Les derniers développements de l’intelligence artificielle chinoise marquent une nouvelle étape dans la rivalité technologique entre Pékin et Washington. Selon plusieurs analyses récentes, le modèle GLM-5.2 développé par Zhipu AI (Z.ai) atteint désormais un niveau comparable à celui de Mythos, le système d’Anthropic, dans certaines tâches de cybersécurité, notamment la détection de failles logicielles.

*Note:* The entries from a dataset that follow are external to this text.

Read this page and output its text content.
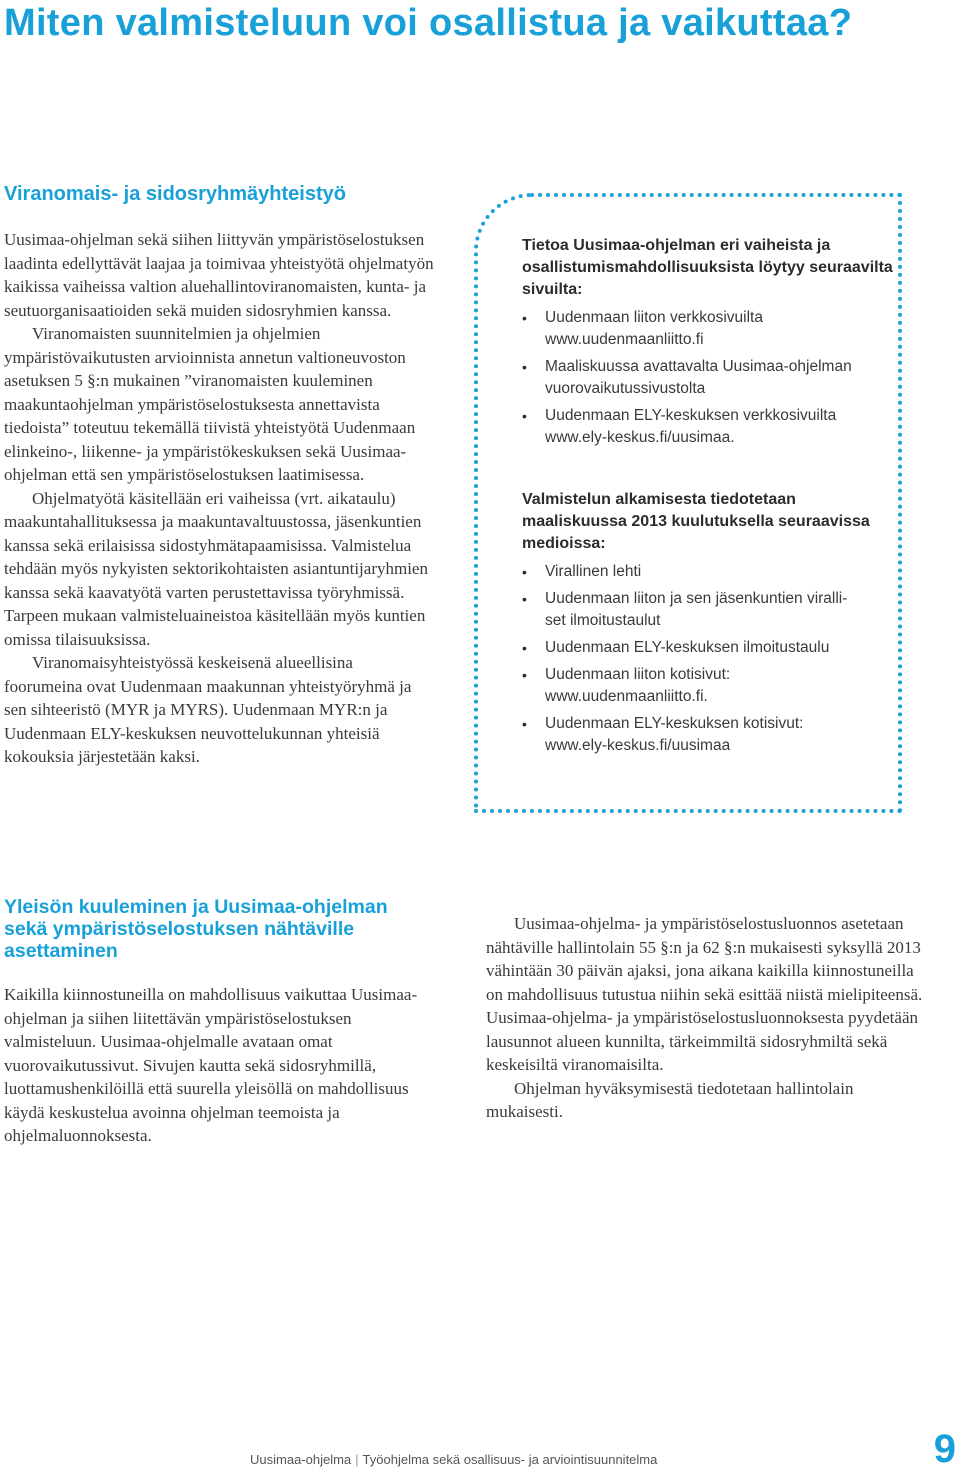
Miten valmisteluun voi osallistua ja vaikuttaa?
Viranomais- ja sidosryhmäyhteistyö

Uusimaa-ohjelman sekä siihen liittyvän ympäristöselostuksen laadinta edellyttävät laajaa ja toimivaa yhteistyötä ohjelmatyön kaikissa vaiheissa valtion aluehallintoviranomaisten, kunta- ja seutuorganisaatioiden sekä muiden sidosryhmien kanssa.

Viranomaisten suunnitelmien ja ohjelmien ympäristövaikutusten arvioinnista annetun valtioneuvoston asetuksen 5 §:n mukainen ”viranomaisten kuuleminen maakuntaohjelman ympäristöselostuksesta annettavista tiedoista” toteutuu tekemällä tiivistä yhteistyötä Uudenmaan elinkeino-, liikenne- ja ympäristökeskuksen sekä Uusimaa-ohjelman että sen ympäristöselostuksen laatimisessa.

Ohjelmatyötä käsitellään eri vaiheissa (vrt. aikataulu) maakuntahallituksessa ja maakuntavaltuustossa, jäsenkuntien kanssa sekä erilaisissa sidostyhmätapaamisissa. Valmistelua tehdään myös nykyisten sektorikohtaisten asiantuntijaryhmien kanssa sekä kaavatyötä varten perustettavissa työryhmissä. Tarpeen mukaan valmisteluaineistoa käsitellään myös kuntien omissa tilaisuuksissa.

Viranomaisyhteistyössä keskeisenä alueellisina foorumeina ovat Uudenmaan maakunnan yhteistyöryhmä ja sen sihteeristö (MYR ja MYRS). Uudenmaan MYR:n ja Uudenmaan ELY-keskuksen neuvottelukunnan yhteisiä kokouksia järjestetään kaksi.

Tietoa Uusimaa-ohjelman eri vaiheista ja osallistumismahdollisuuksista löytyy seuraavilta sivuilta:

• Uudenmaan liiton verkkosivuilta
www.uudenmaanliitto.fi
• Maaliskuussa avattavalta Uusimaa-ohjelman
vuorovaikutussivustolta
• Uudenmaan ELY-keskuksen verkkosivuilta
www.ely-keskus.fi/uusimaa.

Valmistelun alkamisesta tiedotetaan maaliskuussa 2013 kuulutuksella seuraavissa medioissa:

• Virallinen lehti
• Uudenmaan liiton ja sen jäsenkuntien viralli-
set ilmoitustaulut
• Uudenmaan ELY-keskuksen ilmoitustaulu
• Uudenmaan liiton kotisivut:
www.uudenmaanliitto.fi.
• Uudenmaan ELY-keskuksen kotisivut:
www.ely-keskus.fi/uusimaa
Yleisön kuuleminen ja Uusimaa-ohjelman sekä ympäristöselostuksen nähtäville asettaminen

Kaikilla kiinnostuneilla on mahdollisuus vaikuttaa Uusimaa-ohjelman ja siihen liitettävän ympäristöselostuksen valmisteluun. Uusimaa-ohjelmalle avataan omat vuorovaikutussivut. Sivujen kautta sekä sidosryhmillä, luottamushenkilöillä että suurella yleisöllä on mahdollisuus käydä keskustelua avoinna ohjelman teemoista ja ohjelmaluonnoksesta.

Uusimaa-ohjelma- ja ympäristöselostusluonnos asetetaan nähtäville hallintolain 55 §:n ja 62 §:n mukaisesti syksyllä 2013 vähintään 30 päivän ajaksi, jona aikana kaikilla kiinnostuneilla on mahdollisuus tutustua niihin sekä esittää niistä mielipiteensä. Uusimaa-ohjelma- ja ympäristöselostusluonnoksesta pyydetään lausunnot alueen kunnilta, tärkeimmiltä sidosryhmiltä sekä keskeisiltä viranomaisilta.

Ohjelman hyväksymisestä tiedotetaan hallintolain mukaisesti.

Uusimaa-ohjelma | Työohjelma sekä osallisuus- ja arviointisuunnitelma	9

Si les modèles américains conservent une avance dans les usages généralistes, les spécialistes estiment que l’écart technologique se réduit rapidement. Cette évolution inquiète les autorités américaines, qui considèrent les modèles capables d’identifier automatiquement des vulnérabilités comme des technologies stratégiques susceptibles d’être utilisées aussi bien pour renforcer la défense informatique que pour mener des cyberattaques.
Parallèlement, la société chinoise 360 Security Technology a dévoilé Tulongfeng, un outil présenté comme l’équivalent chinois des technologies américaines de pointe. Pékin mise sur ces développements pour renforcer son autonomie technologique face aux restrictions imposées par les États-Unis sur les semi-conducteurs et les modèles d’IA avancés.
Pour de nombreux observateurs, cette dynamique pourrait modifier l’équilibre mondial de l’intelligence artificielle. Les limitations décidées par Washington visent à préserver son avance stratégique, mais elles contribuent aussi à accélérer l’innovation chinoise et à favoriser la diffusion internationale de modèles moins coûteux et plus accessibles.
La compétition entre les deux puissances dépasse désormais le seul domaine économique. Elle s’étend à la cybersécurité, à la défense et à la souveraineté numérique, faisant de l’intelligence artificielle l’un des principaux enjeux géopolitiques de la décennie.